Friday, January 25, 2019

New Book Part 4


I just realized that I haven't stated the title of my newest book.  The title is, The Focus and Leverage Improvement Book.  In this post, I want to discuss how best to combine Lean (L), Six Sigma (SS) and TOC to achieve breakthrough profits and return on investment (ROI).

The major difference between Lean, Six Sigma and TOC improvement initiatives is simply a matter of focus and leverage. While L and SS, or their combined LSS, implement improvements and measure reductions in inventory (I) and operating expense (OE), as well as increases in throughput (T), TOC focuses up front on T and looks for ways to achieve higher and higher levels.  The only way to increase T is to focus on the operation that is limiting it, the constraint. We then use Lean to reduce waste and Six Sigma to reduce and control variation, but we do so mainly in the constraint (or on the operation(s) feeding the constraint).  Let’s look at what the best way is to combine all three of these improvement methods.
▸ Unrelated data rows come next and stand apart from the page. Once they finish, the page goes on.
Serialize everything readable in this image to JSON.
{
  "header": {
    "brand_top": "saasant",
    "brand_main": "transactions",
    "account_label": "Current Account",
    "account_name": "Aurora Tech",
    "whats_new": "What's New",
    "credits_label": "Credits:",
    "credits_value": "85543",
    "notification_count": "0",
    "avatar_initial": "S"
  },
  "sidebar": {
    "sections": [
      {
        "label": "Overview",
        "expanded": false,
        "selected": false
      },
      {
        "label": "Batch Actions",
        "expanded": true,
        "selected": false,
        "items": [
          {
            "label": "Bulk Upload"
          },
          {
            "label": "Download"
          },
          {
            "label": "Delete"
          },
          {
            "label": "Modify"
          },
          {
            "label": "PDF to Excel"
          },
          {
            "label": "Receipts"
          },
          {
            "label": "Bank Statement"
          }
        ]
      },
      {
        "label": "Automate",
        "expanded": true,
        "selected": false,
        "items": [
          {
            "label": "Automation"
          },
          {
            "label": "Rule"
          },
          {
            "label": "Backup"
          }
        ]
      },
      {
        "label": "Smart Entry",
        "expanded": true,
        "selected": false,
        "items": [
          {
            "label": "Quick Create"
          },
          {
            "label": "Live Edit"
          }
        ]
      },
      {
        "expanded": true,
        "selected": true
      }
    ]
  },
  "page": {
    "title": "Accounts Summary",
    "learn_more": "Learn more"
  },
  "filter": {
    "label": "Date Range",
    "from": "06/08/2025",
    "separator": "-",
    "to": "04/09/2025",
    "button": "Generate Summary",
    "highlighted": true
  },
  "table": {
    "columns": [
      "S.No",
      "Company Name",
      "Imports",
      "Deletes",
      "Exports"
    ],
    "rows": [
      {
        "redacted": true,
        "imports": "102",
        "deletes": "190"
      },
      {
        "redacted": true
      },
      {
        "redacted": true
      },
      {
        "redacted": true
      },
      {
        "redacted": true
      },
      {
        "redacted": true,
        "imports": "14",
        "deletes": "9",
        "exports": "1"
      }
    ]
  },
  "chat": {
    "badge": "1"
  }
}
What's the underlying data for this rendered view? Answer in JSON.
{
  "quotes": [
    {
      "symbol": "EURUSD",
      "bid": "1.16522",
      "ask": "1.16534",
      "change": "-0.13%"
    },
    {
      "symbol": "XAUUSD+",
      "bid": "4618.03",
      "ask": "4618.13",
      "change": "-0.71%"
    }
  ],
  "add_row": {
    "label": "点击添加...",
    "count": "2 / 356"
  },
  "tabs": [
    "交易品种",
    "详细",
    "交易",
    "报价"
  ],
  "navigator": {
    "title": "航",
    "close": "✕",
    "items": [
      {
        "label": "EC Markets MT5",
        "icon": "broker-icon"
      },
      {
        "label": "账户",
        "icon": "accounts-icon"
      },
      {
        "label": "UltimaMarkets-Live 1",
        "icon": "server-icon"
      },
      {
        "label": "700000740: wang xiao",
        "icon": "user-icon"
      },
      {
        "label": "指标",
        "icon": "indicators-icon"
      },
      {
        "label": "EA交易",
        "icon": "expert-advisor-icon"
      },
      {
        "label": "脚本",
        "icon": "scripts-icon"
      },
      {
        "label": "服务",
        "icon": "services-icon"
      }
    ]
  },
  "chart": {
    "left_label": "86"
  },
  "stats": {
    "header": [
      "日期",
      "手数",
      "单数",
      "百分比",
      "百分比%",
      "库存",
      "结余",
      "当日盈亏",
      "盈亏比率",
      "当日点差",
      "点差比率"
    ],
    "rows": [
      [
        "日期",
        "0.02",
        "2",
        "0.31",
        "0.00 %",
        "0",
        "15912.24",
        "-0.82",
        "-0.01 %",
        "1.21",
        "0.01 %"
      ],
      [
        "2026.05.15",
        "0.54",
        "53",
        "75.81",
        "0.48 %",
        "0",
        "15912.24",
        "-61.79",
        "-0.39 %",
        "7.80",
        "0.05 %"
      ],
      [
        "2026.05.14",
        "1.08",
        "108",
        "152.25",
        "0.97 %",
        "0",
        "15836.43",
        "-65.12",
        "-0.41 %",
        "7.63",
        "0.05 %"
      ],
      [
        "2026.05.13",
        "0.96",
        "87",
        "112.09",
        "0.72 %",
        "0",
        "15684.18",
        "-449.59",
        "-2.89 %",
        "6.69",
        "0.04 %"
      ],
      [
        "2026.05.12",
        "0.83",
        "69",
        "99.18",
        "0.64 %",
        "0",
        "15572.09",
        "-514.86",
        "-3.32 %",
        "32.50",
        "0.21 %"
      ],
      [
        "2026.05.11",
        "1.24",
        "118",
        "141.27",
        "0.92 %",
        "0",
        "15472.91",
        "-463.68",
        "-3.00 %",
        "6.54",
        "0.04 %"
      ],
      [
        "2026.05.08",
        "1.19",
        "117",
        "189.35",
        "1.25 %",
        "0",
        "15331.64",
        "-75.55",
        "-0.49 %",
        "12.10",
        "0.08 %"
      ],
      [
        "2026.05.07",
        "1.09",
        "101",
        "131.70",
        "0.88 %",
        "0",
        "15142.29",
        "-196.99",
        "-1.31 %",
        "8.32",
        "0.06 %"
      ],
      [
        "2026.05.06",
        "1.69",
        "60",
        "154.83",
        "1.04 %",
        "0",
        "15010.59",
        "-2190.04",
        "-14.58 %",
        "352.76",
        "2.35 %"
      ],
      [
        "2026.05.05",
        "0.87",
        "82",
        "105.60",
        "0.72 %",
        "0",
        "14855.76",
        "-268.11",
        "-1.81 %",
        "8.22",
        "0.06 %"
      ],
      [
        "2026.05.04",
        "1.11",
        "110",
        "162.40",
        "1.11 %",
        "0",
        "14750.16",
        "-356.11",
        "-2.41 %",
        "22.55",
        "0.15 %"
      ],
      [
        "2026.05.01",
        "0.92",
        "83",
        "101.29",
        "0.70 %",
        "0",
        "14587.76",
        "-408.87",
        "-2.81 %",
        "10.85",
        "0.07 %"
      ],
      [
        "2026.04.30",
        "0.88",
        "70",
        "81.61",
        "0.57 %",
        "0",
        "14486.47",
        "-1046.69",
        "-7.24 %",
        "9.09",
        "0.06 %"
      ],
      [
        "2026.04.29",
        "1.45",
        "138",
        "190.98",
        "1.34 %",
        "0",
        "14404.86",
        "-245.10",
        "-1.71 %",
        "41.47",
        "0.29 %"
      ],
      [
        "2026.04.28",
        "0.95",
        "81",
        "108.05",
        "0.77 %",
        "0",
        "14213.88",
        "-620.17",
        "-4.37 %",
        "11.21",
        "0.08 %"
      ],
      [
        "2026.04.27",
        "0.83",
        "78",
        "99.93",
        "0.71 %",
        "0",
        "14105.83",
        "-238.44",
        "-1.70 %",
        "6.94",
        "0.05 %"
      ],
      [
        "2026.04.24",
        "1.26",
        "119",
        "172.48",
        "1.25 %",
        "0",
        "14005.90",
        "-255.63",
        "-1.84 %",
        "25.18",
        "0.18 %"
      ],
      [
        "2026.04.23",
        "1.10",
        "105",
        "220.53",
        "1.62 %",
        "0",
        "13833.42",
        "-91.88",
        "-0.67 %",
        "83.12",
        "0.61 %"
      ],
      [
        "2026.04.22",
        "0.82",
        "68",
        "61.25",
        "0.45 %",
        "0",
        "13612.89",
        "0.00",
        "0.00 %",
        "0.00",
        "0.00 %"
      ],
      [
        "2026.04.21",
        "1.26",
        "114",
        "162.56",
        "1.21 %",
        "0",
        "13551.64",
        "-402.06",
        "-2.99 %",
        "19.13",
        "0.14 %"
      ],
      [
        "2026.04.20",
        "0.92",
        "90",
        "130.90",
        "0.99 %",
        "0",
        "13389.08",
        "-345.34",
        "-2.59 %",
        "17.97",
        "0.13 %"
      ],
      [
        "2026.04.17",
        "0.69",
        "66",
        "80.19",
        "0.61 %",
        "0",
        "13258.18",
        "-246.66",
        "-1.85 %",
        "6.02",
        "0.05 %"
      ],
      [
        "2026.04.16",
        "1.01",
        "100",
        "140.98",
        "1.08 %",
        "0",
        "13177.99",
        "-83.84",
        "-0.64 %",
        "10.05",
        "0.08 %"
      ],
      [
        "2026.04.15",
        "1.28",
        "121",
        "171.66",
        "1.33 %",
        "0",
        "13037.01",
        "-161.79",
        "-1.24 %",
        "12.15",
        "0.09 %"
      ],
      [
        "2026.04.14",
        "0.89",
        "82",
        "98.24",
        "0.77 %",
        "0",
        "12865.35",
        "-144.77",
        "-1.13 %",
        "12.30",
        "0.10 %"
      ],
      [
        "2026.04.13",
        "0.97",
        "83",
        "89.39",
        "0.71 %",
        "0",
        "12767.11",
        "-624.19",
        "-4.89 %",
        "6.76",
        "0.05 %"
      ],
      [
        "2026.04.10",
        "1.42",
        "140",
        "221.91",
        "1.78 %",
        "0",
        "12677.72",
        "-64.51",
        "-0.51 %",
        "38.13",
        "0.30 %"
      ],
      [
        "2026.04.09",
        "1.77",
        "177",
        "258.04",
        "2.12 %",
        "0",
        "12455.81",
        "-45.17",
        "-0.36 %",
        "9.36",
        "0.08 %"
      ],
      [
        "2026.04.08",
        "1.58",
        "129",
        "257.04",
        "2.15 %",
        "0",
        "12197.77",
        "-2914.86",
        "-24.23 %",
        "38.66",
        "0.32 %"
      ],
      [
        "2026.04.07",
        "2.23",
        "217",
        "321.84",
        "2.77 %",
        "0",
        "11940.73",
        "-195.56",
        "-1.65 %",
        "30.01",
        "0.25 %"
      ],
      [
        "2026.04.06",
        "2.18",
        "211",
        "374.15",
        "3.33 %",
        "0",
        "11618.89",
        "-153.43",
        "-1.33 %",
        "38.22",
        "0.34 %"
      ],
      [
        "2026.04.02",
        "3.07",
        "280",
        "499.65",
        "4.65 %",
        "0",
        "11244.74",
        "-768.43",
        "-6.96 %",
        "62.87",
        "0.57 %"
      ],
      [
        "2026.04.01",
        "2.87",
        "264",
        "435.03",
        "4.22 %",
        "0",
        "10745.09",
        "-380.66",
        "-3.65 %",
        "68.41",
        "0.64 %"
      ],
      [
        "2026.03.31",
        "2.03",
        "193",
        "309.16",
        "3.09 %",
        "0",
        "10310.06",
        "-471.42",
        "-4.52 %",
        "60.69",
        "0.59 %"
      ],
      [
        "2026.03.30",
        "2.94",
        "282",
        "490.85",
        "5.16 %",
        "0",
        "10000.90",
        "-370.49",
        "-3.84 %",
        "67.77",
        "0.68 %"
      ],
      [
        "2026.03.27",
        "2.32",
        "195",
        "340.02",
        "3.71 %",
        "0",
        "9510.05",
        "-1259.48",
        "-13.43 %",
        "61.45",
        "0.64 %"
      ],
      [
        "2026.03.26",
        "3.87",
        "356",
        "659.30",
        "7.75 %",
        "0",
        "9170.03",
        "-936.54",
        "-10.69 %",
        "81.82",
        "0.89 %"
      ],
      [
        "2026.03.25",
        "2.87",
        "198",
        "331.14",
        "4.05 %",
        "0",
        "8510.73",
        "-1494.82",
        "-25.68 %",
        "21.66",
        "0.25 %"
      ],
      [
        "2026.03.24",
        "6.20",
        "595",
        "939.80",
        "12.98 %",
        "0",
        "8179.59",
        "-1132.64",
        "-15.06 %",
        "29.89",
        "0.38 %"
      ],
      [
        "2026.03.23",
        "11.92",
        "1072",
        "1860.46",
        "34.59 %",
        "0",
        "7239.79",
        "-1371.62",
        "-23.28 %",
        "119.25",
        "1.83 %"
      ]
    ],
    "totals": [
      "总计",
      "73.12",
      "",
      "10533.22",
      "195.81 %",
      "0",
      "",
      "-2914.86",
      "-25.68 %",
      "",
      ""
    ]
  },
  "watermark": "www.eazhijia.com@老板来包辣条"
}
So, if you were to combine the best of all three improvement initiatives into a single improvement process, what might this amalgamation look like? Logic would tell you that you would have an improvement process that reduces waste to make value flow (i.e. through Lean) and reduces and controls variation (i.e. through Six Sigma), but the improvement effort would be focused (i.e. through TOC) on the operation that is constraining throughput. So, think about what this improvement methodology might look like, and I’ll show you my version of this integration and then discuss how it all works.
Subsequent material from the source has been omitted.